I had a chance to speak with Eugine Roszo this week. Eugine’s stage name is simply, ROSZO. What initially caught my attention was the breadth of his imagery on Instagram (@roszomusic). Roszo’s debut EP Give It All is a collection of exploratory works featuring an emergent alternative style amongst contemporary indie singer/songwriters. From the heavy electric rock roots behind Chains to the lighter acoustic tones of Mystery, the EP captures a range of Roszo’s evolving style. Produced by Will van de Crommert, Give It All is craftly layered with acoustic guitars, keys, synth, catchy hooks and Roszo’s haunting vocals.
CM: Tell me a little about your background.
ROSZO: I clearly remember my childhood summers by the Black Sea in Mykolaev [Ukraine]. The sands were burning hot with thorns that would cut your feet, a metaphor for the difficult lives that many lead there. The views of the Sea are mesmerizing – I will never forget them. The closest thing I can compare them to is the view from atop the mountains Santa Barbara looking out at the Pacific Ocean. At age 7, my mom and I immigrated to the US, moving to Minneapolis.
CM: Minneapolis is a hotbed of music.
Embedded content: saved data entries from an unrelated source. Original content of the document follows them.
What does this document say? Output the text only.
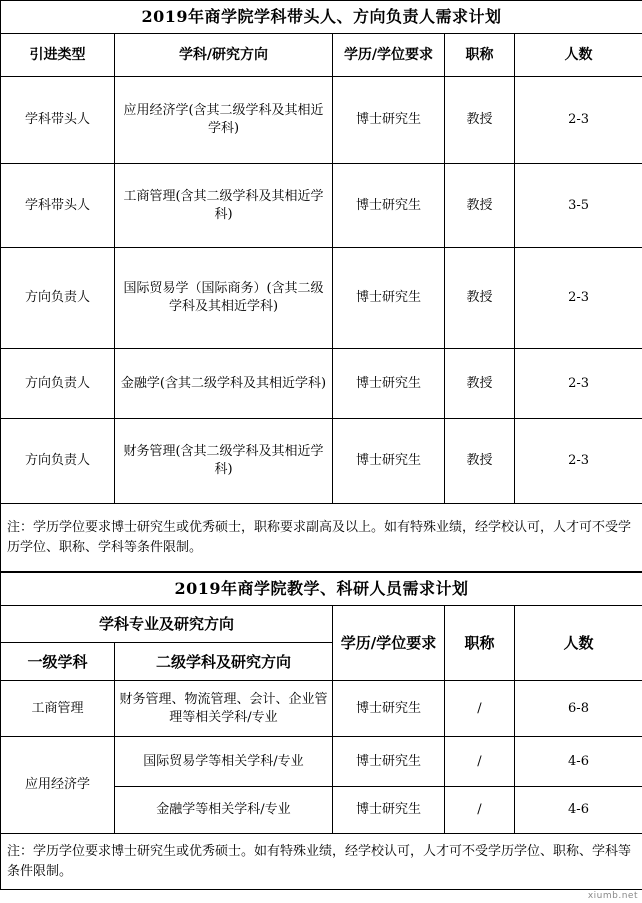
2019年商学院学科带头人、方向负责人需求计划				
引进类型	学科/研究方向	学历/学位要求	职称	人数
学科带头人	应用经济学(含其二级学科及其相近学科)	博士研究生	教授	2-3
学科带头人	工商管理(含其二级学科及其相近学科)	博士研究生	教授	3-5
方向负责人	国际贸易学（国际商务）(含其二级学科及其相近学科)	博士研究生	教授	2-3
方向负责人	金融学(含其二级学科及其相近学科)	博士研究生	教授	2-3
方向负责人	财务管理(含其二级学科及其相近学科)	博士研究生	教授	2-3
注：学历学位要求博士研究生或优秀硕士，职称要求副高及以上。如有特殊业绩，经学校认可，人才可不受学历学位、职称、学科等条件限制。				
2019年商学院教学、科研人员需求计划				
学科专业及研究方向		学历/学位要求	职称	人数
一级学科	二级学科及研究方向			
工商管理	财务管理、物流管理、会计、企业管理等相关学科/专业	博士研究生	/	6-8
应用经济学	国际贸易学等相关学科/专业	博士研究生	/	4-6
	金融学等相关学科/专业	博士研究生	/	4-6
注：学历学位要求博士研究生或优秀硕士。如有特殊业绩，经学校认可，人才可不受学历学位、职称、学科等条件限制。				
xiumb.net
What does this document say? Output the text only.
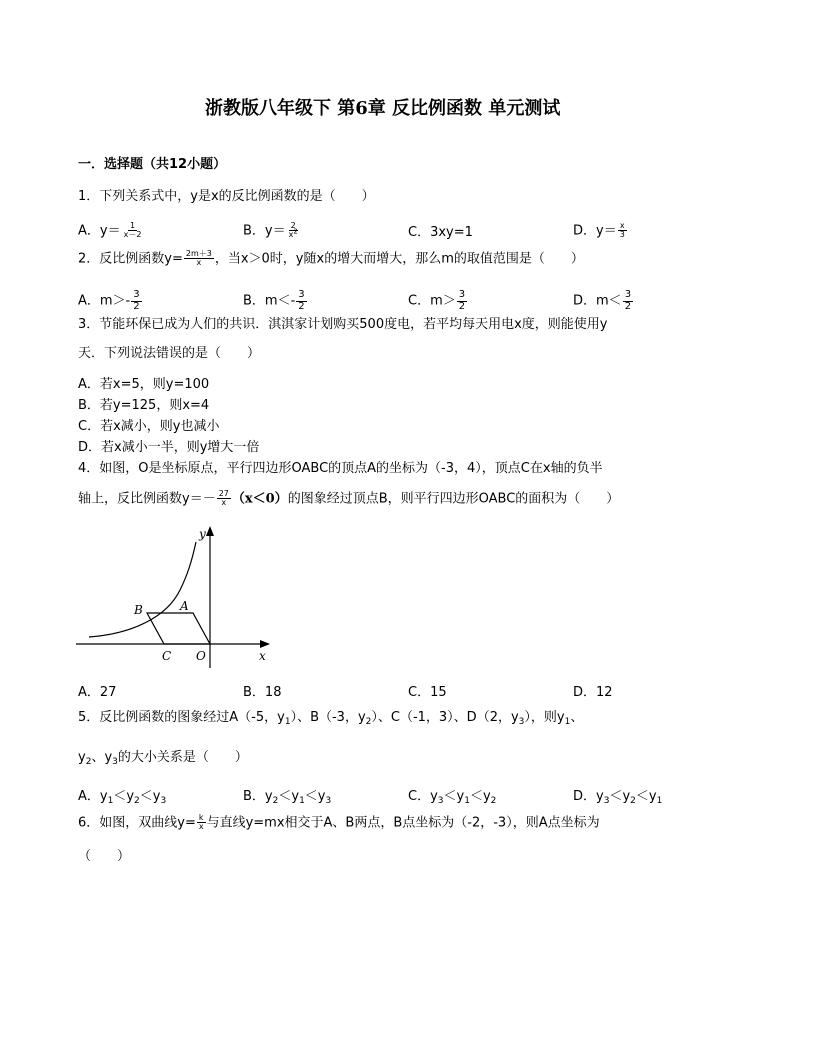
浙教版八年级下 第6章 反比例函数 单元测试
一．选择题（共12小题）
1．下列关系式中，y是x的反比例函数的是（　　）
A．$y= \frac{1}{x-2}$	B．$y= \frac{2}{x^2}$	C．3xy=1	D．$y= \frac{x}{3}$
2．反比例函数$y= \frac{2m+3}{x}$ ，当x＞0时，y随x的增大而增大，那么m的取值范围是（　　）
A．$m>- \frac{3}{2}$	B．$m<- \frac{3}{2}$	C．$m> \frac{3}{2}$	D．$m< \frac{3}{2}$
3．节能环保已成为人们的共识．淇淇家计划购买500度电，若平均每天用电x度，则能使用y
天．下列说法错误的是（　　）
A．若x=5，则y=100
B．若y=125，则x=4
C．若x减小，则y也减小
D．若x减小一半，则y增大一倍
4．如图，O是坐标原点，平行四边形OABC的顶点A的坐标为（-3，4），顶点C在x轴的负半
轴上，反比例函数$y=- \frac{27}{x} (x<0)$的图象经过顶点B，则平行四边形OABC的面积为（　　）
y
x
O
A
B
C
A．27	B．18	C．15	D．12
5．反比例函数的图象经过A（-5，$y_1$）、B（-3，$y_2$）、C（-1，3）、D（2，$y_3$），则$y_1$、
$y_2$、$y_3$的大小关系是（　　）
A．$y_1<y_2<y_3$	B．$y_2<y_1<y_3$	C．$y_3<y_1<y_2$	D．$y_3<y_2<y_1$
6．如图，双曲线$y= \frac{k}{x}$ 与直线y=mx相交于A、B两点，B点坐标为（-2，-3），则A点坐标为
（　　）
How did your musical interests start?
ROSZO: Northeast Minneapolis is an ethnic melting pot, with many diverse cultures. Like others in the community, I had to learn a new language. Communication was not an easy thing at first, so I was drawn to the arts to more fully express myself. Music, dance, drawing, and painting were all spaces where I felt understood and was given the freedom to create. During school, art class was where I felt the most freedom. Being the weird immigrant boy instills in you a pretty strong desire to conform. This constant tension of wanting to be like the others disappeared during art classes where I could let my hands do the talking for me. It felt like anything goes.
My musical journey began around age 10 with piano and early influencers like the Beatles as well as classical and traditional Ukrainian music. I picked up the guitar in my teens, listening to 90’s rock, such as grunge, pop/punk and metal. Around this same time, my interests in singing and songwriting began to develop. One of my earliest memories of Ukraine was actually playing around with an old guitar belonging to a relative. I doubt they were too happy with me. Later when I became more serious about the guitar, songwriting just seemed to just develop naturally. I literally had just learned two barre chords and wondered if I could write a song with that. Needless to say it wasn’t very good, but it was still invigorating. Same deal with singing. For me, the two have always gone hand in hand. I had found my ultimate tools of expression.
CM: You told me that you had a period of low creativity. Why was that?
ROSZO: Following the death of my mother, I experienced a disconnection from my artistic passion and self identity. I was in a kind of survival mode for a while, losing a lot of confidence in myself. Despite it all, writing songs and composing music were solace for me, and I continued to work on my skills in private. It was through the help of close friends that I was able to regain my confidence and rediscover my passion for the arts that never really left me. With that newfound determination, I committed to a musical career.
CM: You are into kinesthetics as well. How does that work?
ROSZO: Many things impact my music including, as you say, dance and karate. For more than 10 years, I danced with Cheremosh, the Minneapolis-based ethnic Ukrainian dance group, performing at venues across the state. Also I’ve been practicing Shorin-Ryu Karate for 15 years now and am currently ranked as a second degree black belt. For me, dance is freedom incarnate – freedom through movement. Yes, there is some structure and choreography to uphold within any particular dance, but the energy and soul one can pour into movement makes it a powerful medium. It has instilled in me the desire to pour that same energy into my songs. Like dance, Karate is quintessentially an art form. Both are elaborate displays of yin and yang, soft and hard, slow and fast, and reflect a balanced way of life.
CM: Your Instagram account has a wide variety of photographs, including some really interesting jumping shots. How did those come about?
ROSZO: As I said a few minutes ago, I was drawn to many forms of art from a young age – including the visual arts. For example, I enjoy painting. Photography was a slightly different beast. I had to build a bit of confidence to come up with a wide range of concepts that I hope others will find interesting. Then, I relied on a friend to help me realize those visions. I should say it has been as much a collaboration there as it was with the production of my music. As I said, it helped me see a more balanced approach to all my artistic forms of expression.
CM: Where can we listen to your music and what’s next?
ROSZO: Give It All, the EP, was released in March, and the music is available on Spotify and most other streaming services, iTunes, etc. Give It All is just a taste of what I’ve cooked up so far. I am nearly done with the early drafts of my next album, which will be an evolution in both style and musical direction. There are many new songs on the way that I look forward to sharing soon.